“The price of Chinese motorcycles built for the rapidly expanding Asian export market has dropped to $200 (U.S.) on average, from $700.” The Chinese motorcycle industry is breaking the stranglehold of the Japanese market not just with lower manufacturing costs, but by decentralizing — no, by removing — the centralized corporation.
Unlike traditional manufacturing industries, where tightly regimented production hierarchies spit out end products under the command of a single leader, the Chinese motorcycle industry consists of hundreds of different companies that collaborate on motorcycle design and manufacturing. The approach has been so successful that Honda, Suzuki and Yamaha, once dominant throughout Asia, have lost 40 per cent of their market share in the past 10 years.
The motorcycle market in China today is a series of points, loosely joined — one group makes frames, another speedometers, another engines.
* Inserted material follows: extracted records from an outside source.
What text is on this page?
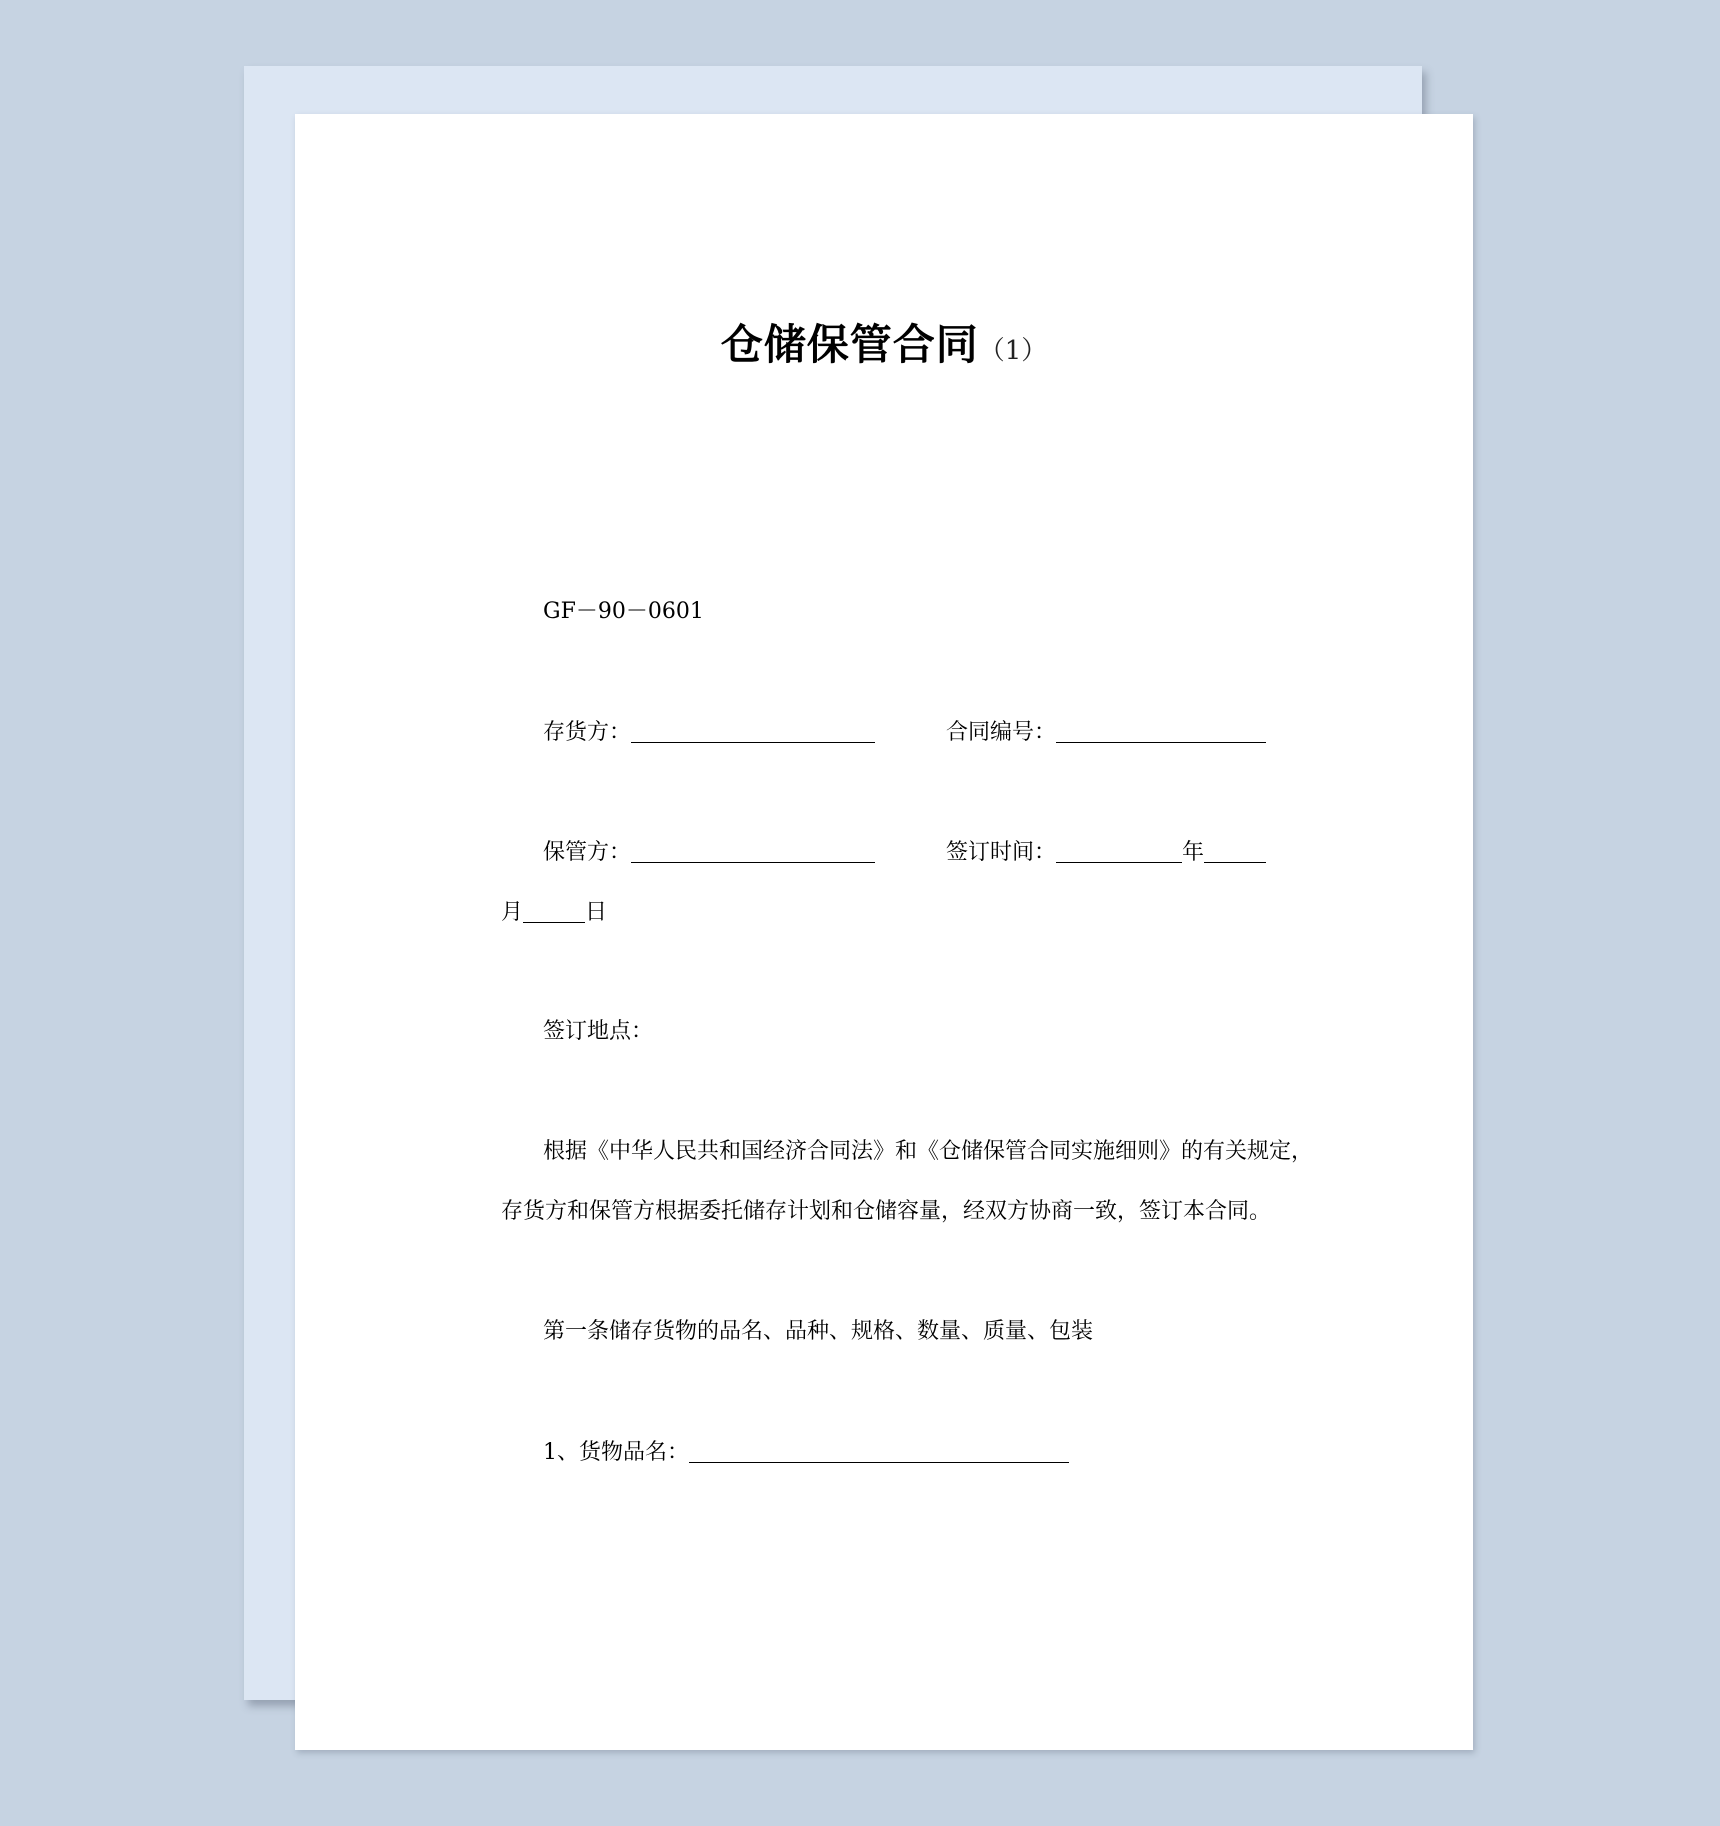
仓储保管合同（1）
GF－90－0601
存货方：	合同编号：
保管方：	签订时间：	年
月	日
签订地点：
根据《中华人民共和国经济合同法》和《仓储保管合同实施细则》的有关规定，
存货方和保管方根据委托储存计划和仓储容量，经双方协商一致，签订本合同。
第一条储存货物的品名、品种、规格、数量、质量、包装
1、货物品名：
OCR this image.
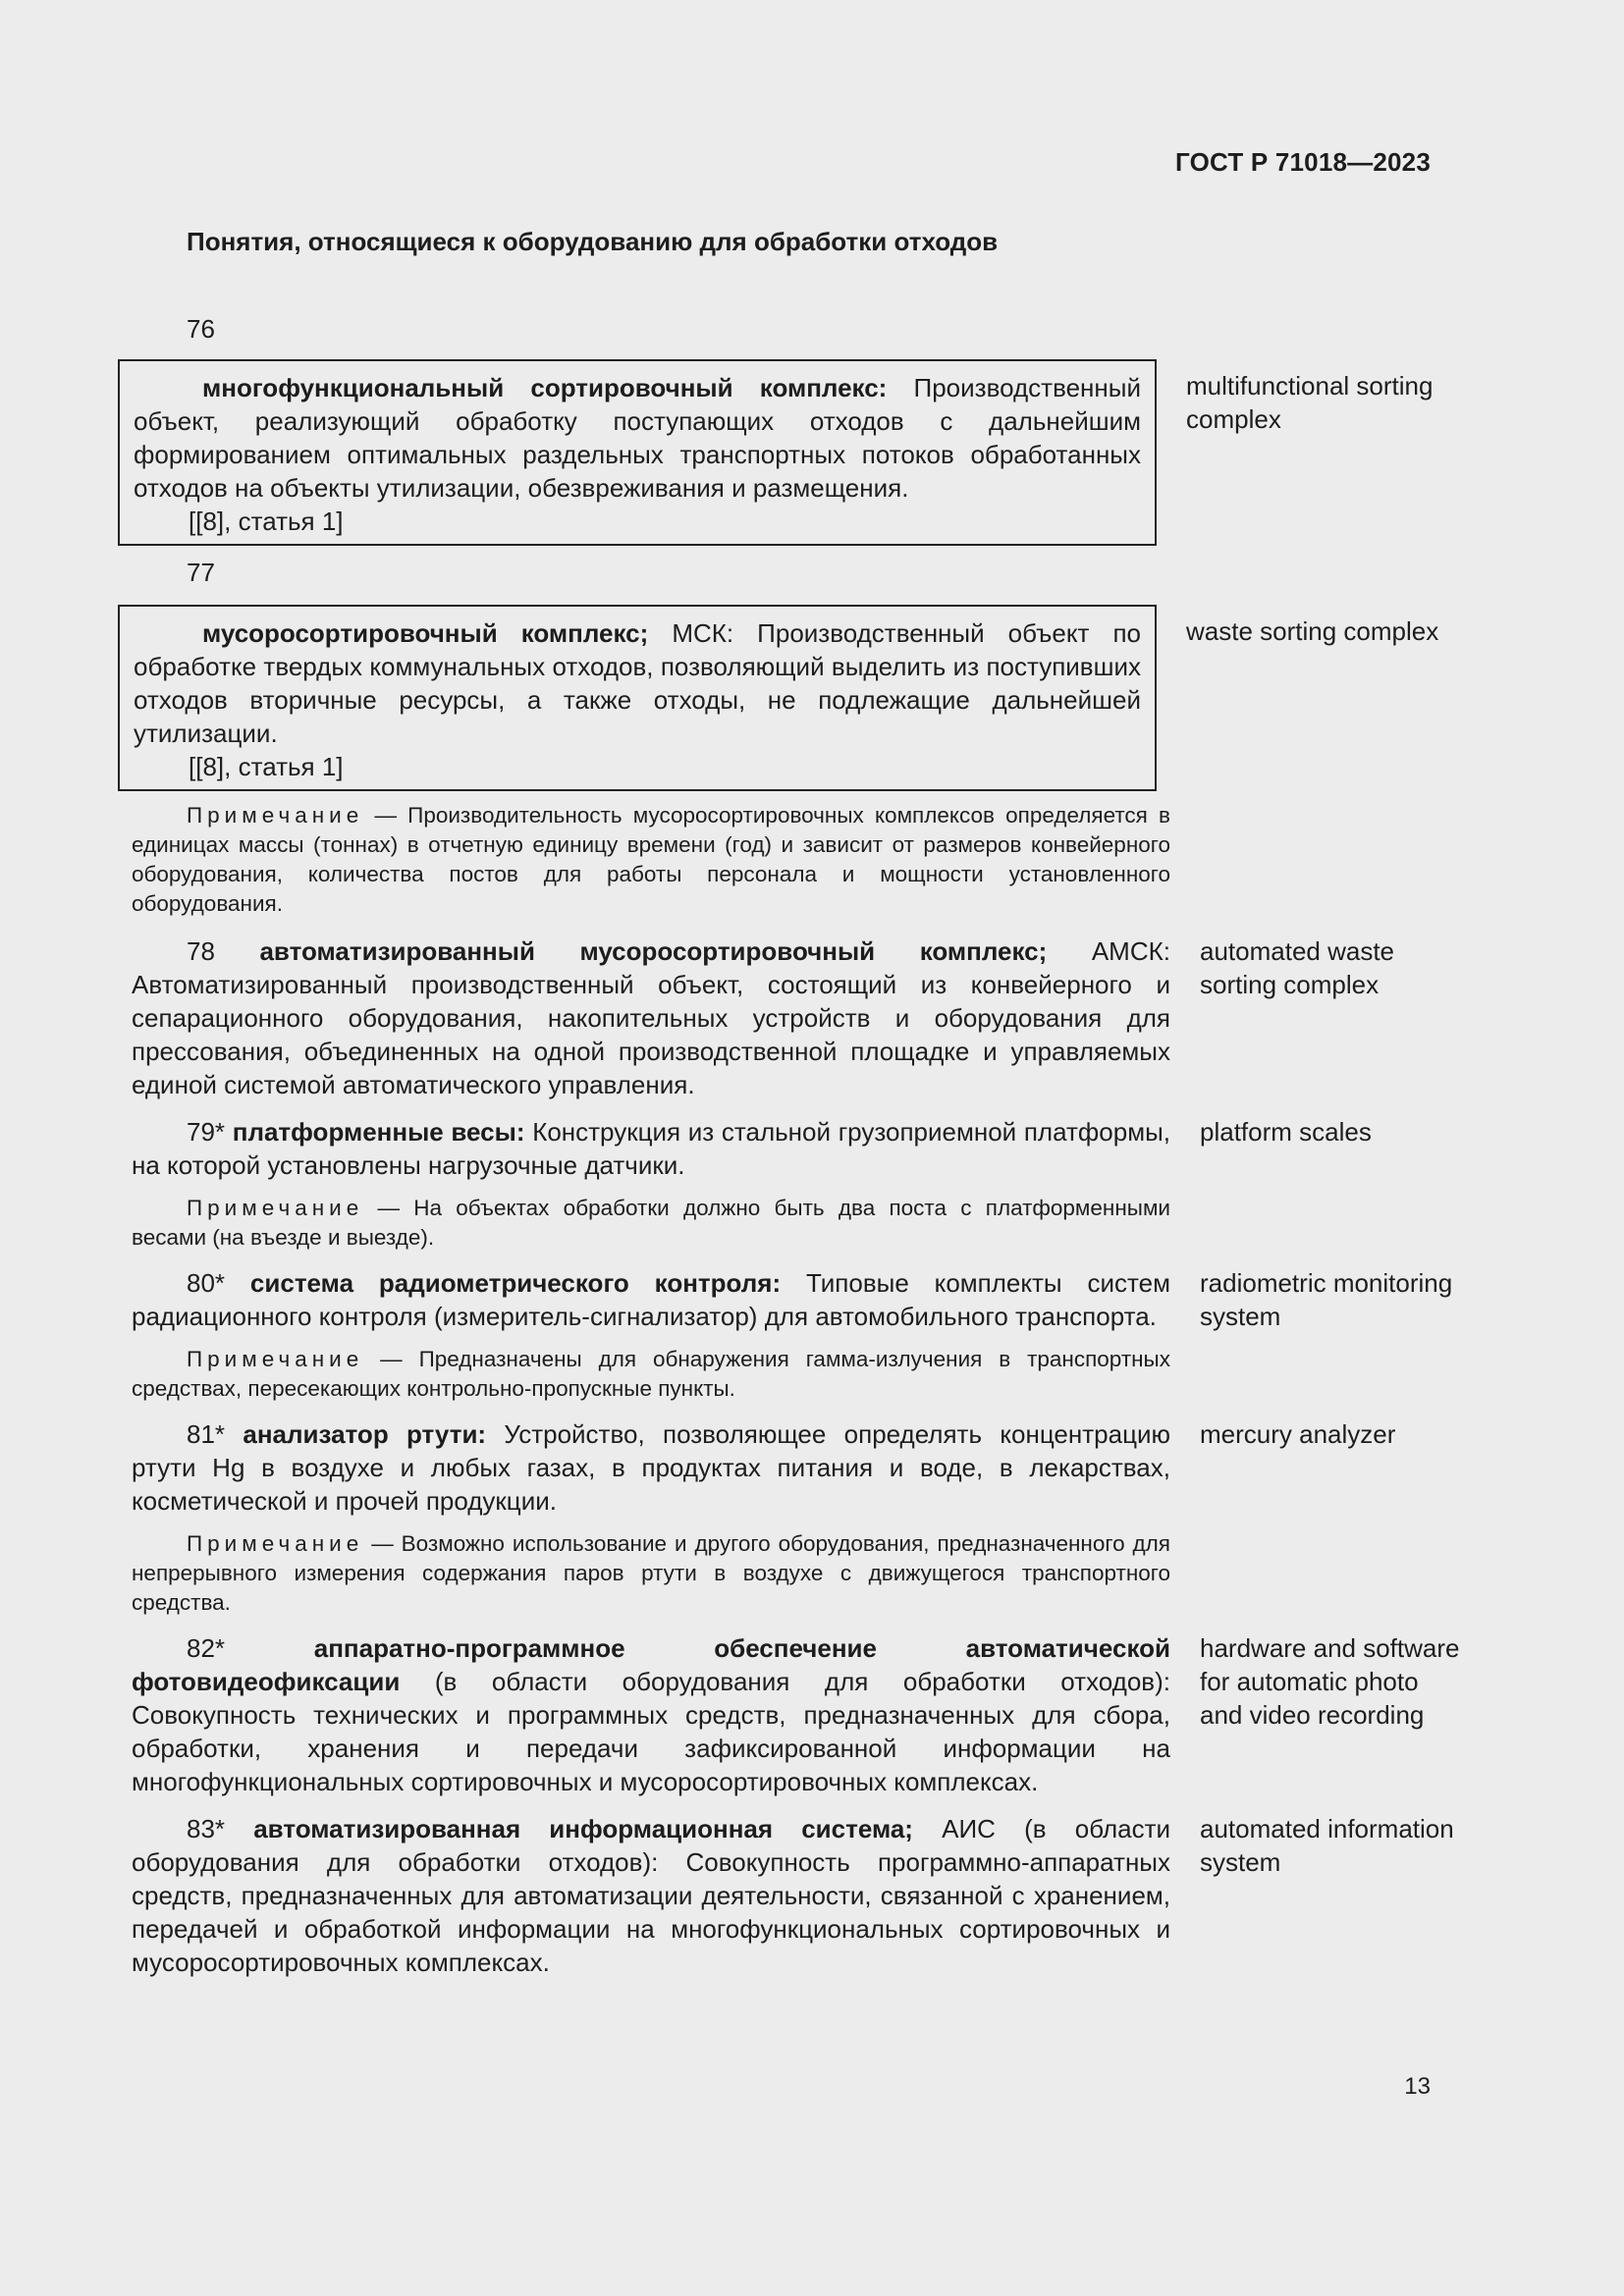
ГОСТ Р 71018—2023
Понятия, относящиеся к оборудованию для обработки отходов
76
многофункциональный сортировочный комплекс: Производственный объект, реализующий обработку поступающих отходов с дальнейшим формированием оптимальных раздельных транспортных потоков обработанных отходов на объекты утилизации, обезвреживания и размещения.
[[8], статья 1]
multifunctional sorting complex
77
мусоросортировочный комплекс; МСК: Производственный объект по обработке твердых коммунальных отходов, позволяющий выделить из поступивших отходов вторичные ресурсы, а также отходы, не подлежащие дальнейшей утилизации.
[[8], статья 1]
waste sorting complex
Примечание — Производительность мусоросортировочных комплексов определяется в единицах массы (тоннах) в отчетную единицу времени (год) и зависит от размеров конвейерного оборудования, количества постов для работы персонала и мощности установленного оборудования.
78 автоматизированный мусоросортировочный комплекс; АМСК: Автоматизированный производственный объект, состоящий из конвейерного и сепарационного оборудования, накопительных устройств и оборудования для прессования, объединенных на одной производственной площадке и управляемых единой системой автоматического управления.
automated waste sorting complex
79* платформенные весы: Конструкция из стальной грузоприемной платформы, на которой установлены нагрузочные датчики.
platform scales
Примечание — На объектах обработки должно быть два поста с платформенными весами (на въезде и выезде).
80* система радиометрического контроля: Типовые комплекты систем радиационного контроля (измеритель-сигнализатор) для автомобильного транспорта.
radiometric monitoring system
Примечание — Предназначены для обнаружения гамма-излучения в транспортных средствах, пересекающих контрольно-пропускные пункты.
81* анализатор ртути: Устройство, позволяющее определять концентрацию ртути Hg в воздухе и любых газах, в продуктах питания и воде, в лекарствах, косметической и прочей продукции.
mercury analyzer
Примечание — Возможно использование и другого оборудования, предназначенного для непрерывного измерения содержания паров ртути в воздухе с движущегося транспортного средства.
82*	аппаратно-программное обеспечение автоматической фотовидеофиксации (в области оборудования для обработки отходов): Совокупность технических и программных средств, предназначенных для сбора, обработки, хранения и передачи зафиксированной информации на многофункциональных сортировочных и мусоросортировочных комплексах.
hardware and software for automatic photo and video recording
83* автоматизированная информационная система; АИС (в области оборудования для обработки отходов): Совокупность программно-аппаратных средств, предназначенных для автоматизации деятельности, связанной с хранением, передачей и обработкой информации на многофункциональных сортировочных и мусоросортировочных комплексах.
automated information system
13
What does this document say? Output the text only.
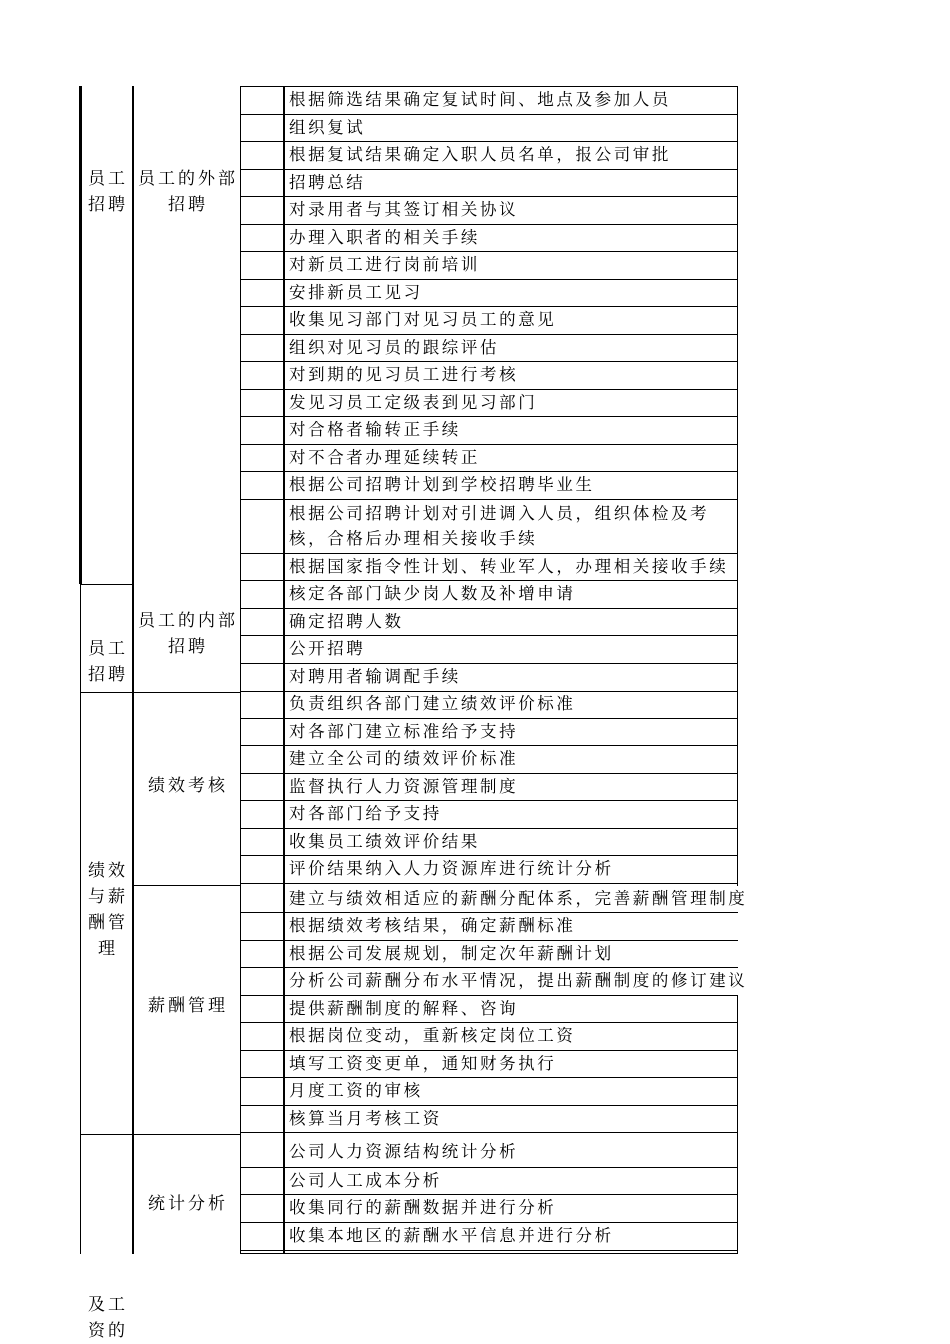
员工
招聘
员工的外部
招聘
员工
招聘
员工的内部
招聘
绩效
与薪
酬管
理
绩效考核
薪酬管理
统计分析
及工
资的
根据筛选结果确定复试时间、地点及参加人员
组织复试
根据复试结果确定入职人员名单，报公司审批
招聘总结
对录用者与其签订相关协议
办理入职者的相关手续
对新员工进行岗前培训
安排新员工见习
收集见习部门对见习员工的意见
组织对见习员的跟综评估
对到期的见习员工进行考核
发见习员工定级表到见习部门
对合格者输转正手续
对不合者办理延续转正
根据公司招聘计划到学校招聘毕业生
根据公司招聘计划对引进调入人员，组织体检及考
核，合格后办理相关接收手续
根据国家指令性计划、转业军人，办理相关接收手续
核定各部门缺少岗人数及补增申请
确定招聘人数
公开招聘
对聘用者输调配手续
负责组织各部门建立绩效评价标准
对各部门建立标准给予支持
建立全公司的绩效评价标准
监督执行人力资源管理制度
对各部门给予支持
收集员工绩效评价结果
评价结果纳入人力资源库进行统计分析
建立与绩效相适应的薪酬分配体系，完善薪酬管理制度
根据绩效考核结果，确定薪酬标准
根据公司发展规划，制定次年薪酬计划
分析公司薪酬分布水平情况，提出薪酬制度的修订建议
提供薪酬制度的解释、咨询
根据岗位变动，重新核定岗位工资
填写工资变更单，通知财务执行
月度工资的审核
核算当月考核工资
公司人力资源结构统计分析
公司人工成本分析
收集同行的薪酬数据并进行分析
收集本地区的薪酬水平信息并进行分析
The business of collaborative design and self-organizing alliances is conducted over pots of tea in the back rooms of restaurants. One group does sales, another distribution, another customer support. Everyone gets their slice of the pie, interchange is optimized, and there is no single controlling body for the process. Linux-like, in ways.
Interestingly (inevitably?) collaborators sometimes capitalize on the the name-brand market positions of the very Japanese counterparts whose business they’re killing (check out the “Hongda Waze,” which competes with the “Honda Wave”), much as KDE and Gnome, also produced through mass collaboration, are basically knock-offs of the Windows UI.